Em uma decisão considerada um “um divisor de águas”, a Justiça Federal determinou que a Agência Nacional de Saúde Suplementar (ANS) coloque em prática três novas medidas para reduzir o número de cesáreas na rede particular de saúde.
O Brasil é o país com a maior taxa de cesáreas no mundo: 84% dos partos na rede privada são cesarianas (na rede pública, a taxa é de 40%), enquanto o recomendado pela OMS é de 15%.
Com a decisão, em um prazo máximo de 60 dias, os profissionais de saúde que auxiliarem em um parto normal terão de receber dos planos de saúde no mínimo três vezes mais do que na realização de uma cesárea.
A remuneração era uma reclamação importante por parte dos médicos, já que eles recebiam, grosso modo, o mesmo valor por pelos dois tipos de parto. E enquanto uma cesárea exige cerca de duas ou três horas de trabalho, acompanhar um parto normal pode levar mais de oito horas. Além disso, muitas cesáreas são agendadas, enquanto em um parto normal a hora do nascimento é imprevisível.

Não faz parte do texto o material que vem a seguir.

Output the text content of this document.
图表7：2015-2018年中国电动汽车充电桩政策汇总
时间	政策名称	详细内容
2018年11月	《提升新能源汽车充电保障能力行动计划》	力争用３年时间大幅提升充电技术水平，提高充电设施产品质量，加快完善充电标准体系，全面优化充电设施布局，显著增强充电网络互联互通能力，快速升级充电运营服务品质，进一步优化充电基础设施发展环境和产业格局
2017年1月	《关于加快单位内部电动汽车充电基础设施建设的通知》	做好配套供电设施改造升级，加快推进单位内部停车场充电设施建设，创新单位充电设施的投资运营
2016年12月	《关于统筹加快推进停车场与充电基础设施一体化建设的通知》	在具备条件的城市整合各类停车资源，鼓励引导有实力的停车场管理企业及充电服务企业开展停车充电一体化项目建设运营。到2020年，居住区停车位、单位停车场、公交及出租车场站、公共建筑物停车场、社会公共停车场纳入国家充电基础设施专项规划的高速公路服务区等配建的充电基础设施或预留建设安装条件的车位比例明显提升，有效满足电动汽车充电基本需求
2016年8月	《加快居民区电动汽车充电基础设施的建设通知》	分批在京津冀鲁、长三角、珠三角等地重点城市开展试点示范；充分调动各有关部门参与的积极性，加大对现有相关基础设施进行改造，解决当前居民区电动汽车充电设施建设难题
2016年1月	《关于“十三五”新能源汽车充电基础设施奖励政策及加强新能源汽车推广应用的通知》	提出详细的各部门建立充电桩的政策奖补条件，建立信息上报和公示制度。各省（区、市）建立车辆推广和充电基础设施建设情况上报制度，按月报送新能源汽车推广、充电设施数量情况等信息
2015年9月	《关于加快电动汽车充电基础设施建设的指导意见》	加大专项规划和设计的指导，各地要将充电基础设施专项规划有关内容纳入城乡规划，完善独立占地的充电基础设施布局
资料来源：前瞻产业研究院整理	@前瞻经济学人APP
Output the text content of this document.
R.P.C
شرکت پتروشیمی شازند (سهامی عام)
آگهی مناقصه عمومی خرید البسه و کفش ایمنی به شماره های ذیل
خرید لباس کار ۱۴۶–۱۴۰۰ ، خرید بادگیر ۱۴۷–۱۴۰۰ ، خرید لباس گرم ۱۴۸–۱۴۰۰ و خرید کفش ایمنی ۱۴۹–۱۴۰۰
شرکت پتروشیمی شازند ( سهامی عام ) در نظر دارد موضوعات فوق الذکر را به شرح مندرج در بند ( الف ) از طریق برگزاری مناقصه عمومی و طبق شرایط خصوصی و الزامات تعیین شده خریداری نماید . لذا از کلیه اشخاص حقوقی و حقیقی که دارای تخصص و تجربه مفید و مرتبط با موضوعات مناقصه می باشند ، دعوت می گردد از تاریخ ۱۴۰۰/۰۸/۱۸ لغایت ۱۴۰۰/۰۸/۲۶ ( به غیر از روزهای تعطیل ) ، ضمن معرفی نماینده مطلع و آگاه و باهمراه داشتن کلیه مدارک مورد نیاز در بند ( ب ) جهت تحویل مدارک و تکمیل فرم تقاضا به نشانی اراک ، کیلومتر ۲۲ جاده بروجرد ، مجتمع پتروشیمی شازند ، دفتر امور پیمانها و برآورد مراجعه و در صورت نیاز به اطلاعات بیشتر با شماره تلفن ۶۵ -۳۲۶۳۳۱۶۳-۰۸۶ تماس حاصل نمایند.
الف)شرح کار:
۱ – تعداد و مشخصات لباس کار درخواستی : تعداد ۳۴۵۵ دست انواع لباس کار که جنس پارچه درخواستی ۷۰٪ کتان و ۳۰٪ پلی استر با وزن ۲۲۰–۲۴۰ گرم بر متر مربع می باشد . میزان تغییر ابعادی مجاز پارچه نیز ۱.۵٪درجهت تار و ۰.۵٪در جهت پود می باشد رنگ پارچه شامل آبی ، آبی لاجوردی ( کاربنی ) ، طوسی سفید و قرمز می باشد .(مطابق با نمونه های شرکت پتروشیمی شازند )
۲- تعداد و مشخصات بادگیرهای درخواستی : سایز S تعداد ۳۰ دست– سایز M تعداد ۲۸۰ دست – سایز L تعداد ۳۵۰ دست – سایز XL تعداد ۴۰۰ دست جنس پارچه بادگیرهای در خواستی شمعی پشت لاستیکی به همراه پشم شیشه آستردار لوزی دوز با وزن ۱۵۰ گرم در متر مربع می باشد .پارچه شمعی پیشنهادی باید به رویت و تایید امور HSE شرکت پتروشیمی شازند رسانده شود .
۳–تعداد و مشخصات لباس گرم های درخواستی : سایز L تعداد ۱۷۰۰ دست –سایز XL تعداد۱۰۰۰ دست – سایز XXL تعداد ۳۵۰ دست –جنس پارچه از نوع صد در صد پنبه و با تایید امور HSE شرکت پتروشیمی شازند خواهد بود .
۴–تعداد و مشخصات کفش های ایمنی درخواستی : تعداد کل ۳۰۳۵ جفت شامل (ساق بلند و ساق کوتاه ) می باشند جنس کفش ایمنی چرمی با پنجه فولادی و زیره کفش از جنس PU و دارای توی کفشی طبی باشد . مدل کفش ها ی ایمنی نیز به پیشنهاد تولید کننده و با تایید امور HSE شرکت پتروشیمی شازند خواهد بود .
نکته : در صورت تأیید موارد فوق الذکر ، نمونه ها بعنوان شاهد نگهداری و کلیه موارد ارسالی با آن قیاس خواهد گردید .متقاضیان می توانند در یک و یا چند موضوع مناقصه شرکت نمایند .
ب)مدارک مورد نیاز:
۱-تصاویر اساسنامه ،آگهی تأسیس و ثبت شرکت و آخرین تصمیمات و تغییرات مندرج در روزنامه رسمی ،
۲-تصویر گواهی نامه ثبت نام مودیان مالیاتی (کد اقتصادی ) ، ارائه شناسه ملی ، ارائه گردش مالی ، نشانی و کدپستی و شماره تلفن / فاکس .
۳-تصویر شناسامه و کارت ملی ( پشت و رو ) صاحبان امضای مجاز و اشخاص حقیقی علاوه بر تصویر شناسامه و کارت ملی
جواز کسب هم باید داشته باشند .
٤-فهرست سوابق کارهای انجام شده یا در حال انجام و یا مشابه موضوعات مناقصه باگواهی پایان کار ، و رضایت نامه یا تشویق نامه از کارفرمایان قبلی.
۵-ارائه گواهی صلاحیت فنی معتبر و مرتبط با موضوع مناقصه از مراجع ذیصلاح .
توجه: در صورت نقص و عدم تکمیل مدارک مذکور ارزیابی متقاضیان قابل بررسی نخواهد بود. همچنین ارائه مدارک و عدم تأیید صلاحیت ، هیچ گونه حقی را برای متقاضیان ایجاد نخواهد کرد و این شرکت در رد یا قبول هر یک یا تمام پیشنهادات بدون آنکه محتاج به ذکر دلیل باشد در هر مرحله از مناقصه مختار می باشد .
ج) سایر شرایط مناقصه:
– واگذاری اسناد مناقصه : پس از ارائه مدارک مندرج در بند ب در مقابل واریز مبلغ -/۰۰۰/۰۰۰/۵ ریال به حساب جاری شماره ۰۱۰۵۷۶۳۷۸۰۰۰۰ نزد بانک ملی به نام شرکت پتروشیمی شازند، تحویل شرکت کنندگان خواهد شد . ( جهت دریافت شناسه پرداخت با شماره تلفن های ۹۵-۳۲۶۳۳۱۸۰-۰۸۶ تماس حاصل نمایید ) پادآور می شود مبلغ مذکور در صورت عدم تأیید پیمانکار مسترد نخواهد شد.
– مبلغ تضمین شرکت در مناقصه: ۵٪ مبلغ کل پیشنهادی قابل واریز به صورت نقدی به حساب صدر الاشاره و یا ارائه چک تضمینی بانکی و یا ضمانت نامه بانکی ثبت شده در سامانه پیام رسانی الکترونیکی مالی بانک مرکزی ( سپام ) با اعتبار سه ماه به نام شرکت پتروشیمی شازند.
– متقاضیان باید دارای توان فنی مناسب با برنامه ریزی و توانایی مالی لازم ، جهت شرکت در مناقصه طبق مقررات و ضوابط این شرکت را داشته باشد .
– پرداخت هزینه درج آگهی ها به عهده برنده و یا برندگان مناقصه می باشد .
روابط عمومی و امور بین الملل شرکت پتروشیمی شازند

O segundo ponto da decisão obriga “operadoras de saúde de planos privados e hospitais a credenciar e possibilitar a atuação de enfermeiros obstétricos e obstetrizes no acompanhamento de trabalho de parto e no parto em si”.
A terceira novidade da decisão da Justiça é obrigar a ANS a criar indicadores e notas para as operadoras de planos privadas, conforme suas ações para reduzir o número de cesarianas.
Com a decisão, a Justiça Federal determinou que a ANS cumpra os pedidos feitos em ação civil pública proposta pelo Ministério Público Federal em São Paulo.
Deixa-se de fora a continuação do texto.